Description:

     The project involves the implementation and training of different neural models (NL-CNN, MicronNet, Mobile-Net) with different databases (GTSRB, BTSD) and tracking for each the optimization with obtaining those better functional performance (recognition accuracy) under conditions of response times and occupancy a as little memory as possible.

     After finding an optimal classification model, a detection method was sought traffic signs in the images. The YOLO algorithm was used for detection and was trained with different databases.

     The optimal neural models were saved in Tensorflow Lite format and methods for transferring them to an Android application were investigated. Android application must be capable of realizing the function of recognizing traffic signs from new images entered by the user.

     In order to input images based on which to perform the recognition function, two pages were made in application framework: a page where recognition is done in real time by processing images taken from the user's camera and a page where the user can choose images from the device's storage.

     The neural networks for traffic sign classification that were studied in the paper are NL-CNN, MicronNet and MobileNet. These were optimized for the GTSRB and BTSD datasets.
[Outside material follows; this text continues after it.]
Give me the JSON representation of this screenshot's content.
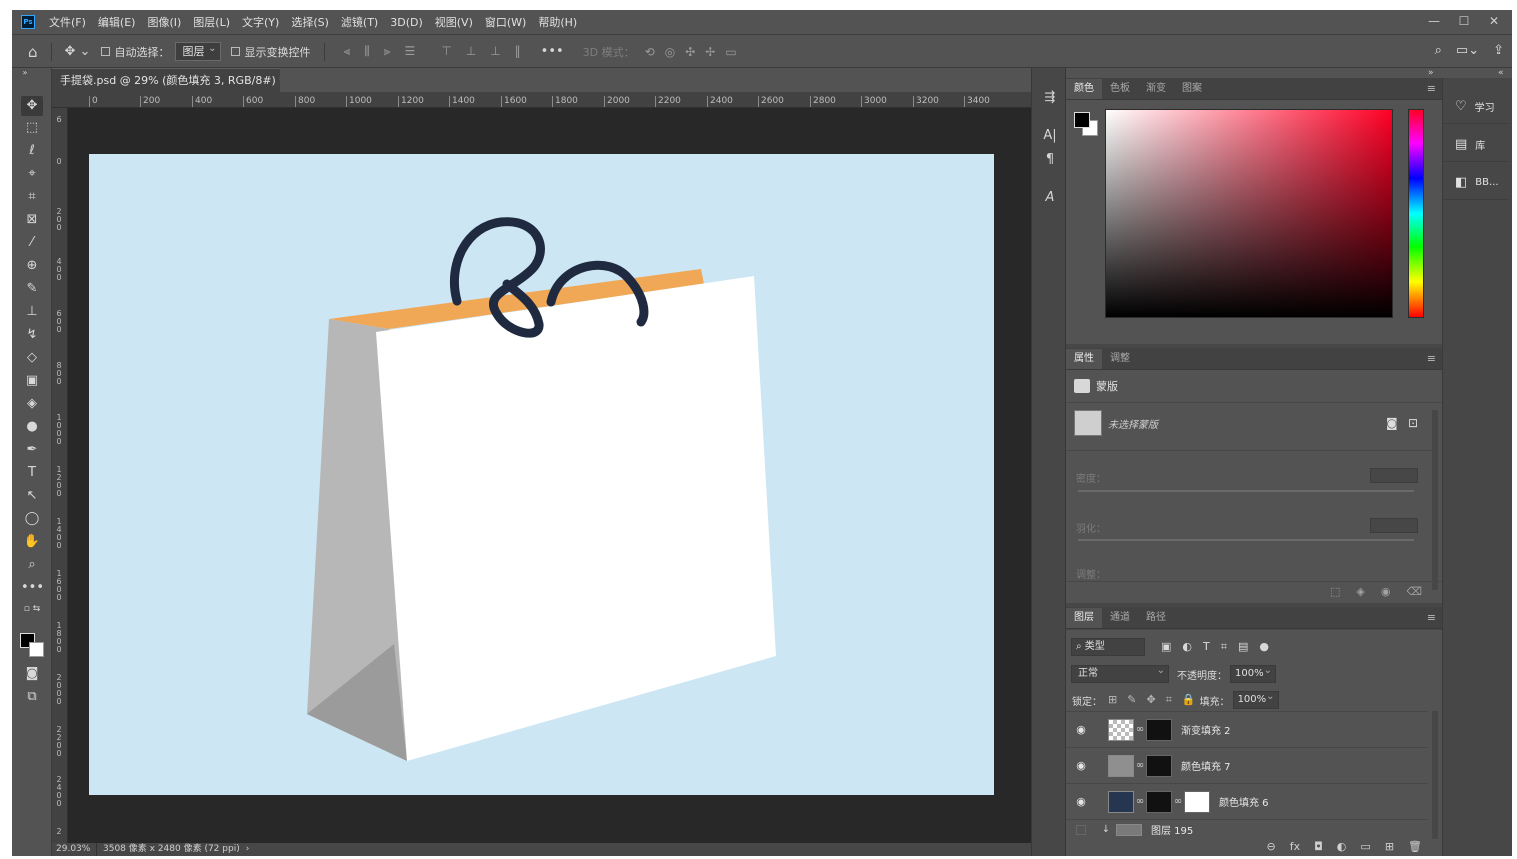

• The best model which was achieved, both in terms of accuracy and in terms of dimensions and time of answer, it is NL-CNN for which it obtained on the GTSRB dataset or 99.64% accuracy, and on the dataset BTSD 99.3%. NL-CNN is based on a very compact architecture compared to the other models trained in paper or with other reference neural models, which are publicly available and which, for accuracy comparable to the 99.64% value obtained, are several dozen times higher. Number of network parameters is approximately 0.22 million, and the response time obtained is 0.73 ms.
• For the MicronNet architecture it was obtained for the GTSRB data set or accuracy of 97.62% and for the set of BTSD data, the accuracy obtained has a value of 98.28%. The response time is 0.81 ms, and the number of parameters is about 0.51 million.
• For networks with MobileNet architecture, the compact version, MobileNetv3-Small, was trained and obtained for the GTSRB data set an accuracy of 95.76% and for the BTSD data set or 97.11% accuracy. time of response obtained is 1.94 ms, and the number of parameters approximately 1 million.

     For traffic sign detection, the compact algorithms from the last two versions of YOLO were trained currently available: YOLOv4 Tiny, YOLOv5 s and YOLOv5 n.

• To improve performance, the GTSDB data set in which there is a large proportion of traffic signs in far plane was combined with another data set, which also contains mid-plane traffic signs or near.
• This combined dataset was used to train the YOLOv5 network which has 1.76 million parameters and the following results were obtained: mAP@.5 = 98.4%, mAP@.95 = 68.4%, precision = 97.4%, recall = 95.7%, where @.5 and @.95 refer to the mAP (Mean Average Precision) calculated for an IOU threshold (Intersection Over Union) of 50%, respectively 95%. For this network the response time obtained is 9 ms, and input images have dimensions of 640 x 640 pixels.

     To create the Android application, several implementation options were studied. The solution proposed in the project it is based on very good optimization of neural models and data processing directly on the device without being internet connection required. The advantage of this implementation is the exclusive use of resources devices, not requiring a constant connection to a server, and the possible disadvantage is given by the limitations computational devices, if the neural models are not optimized enough.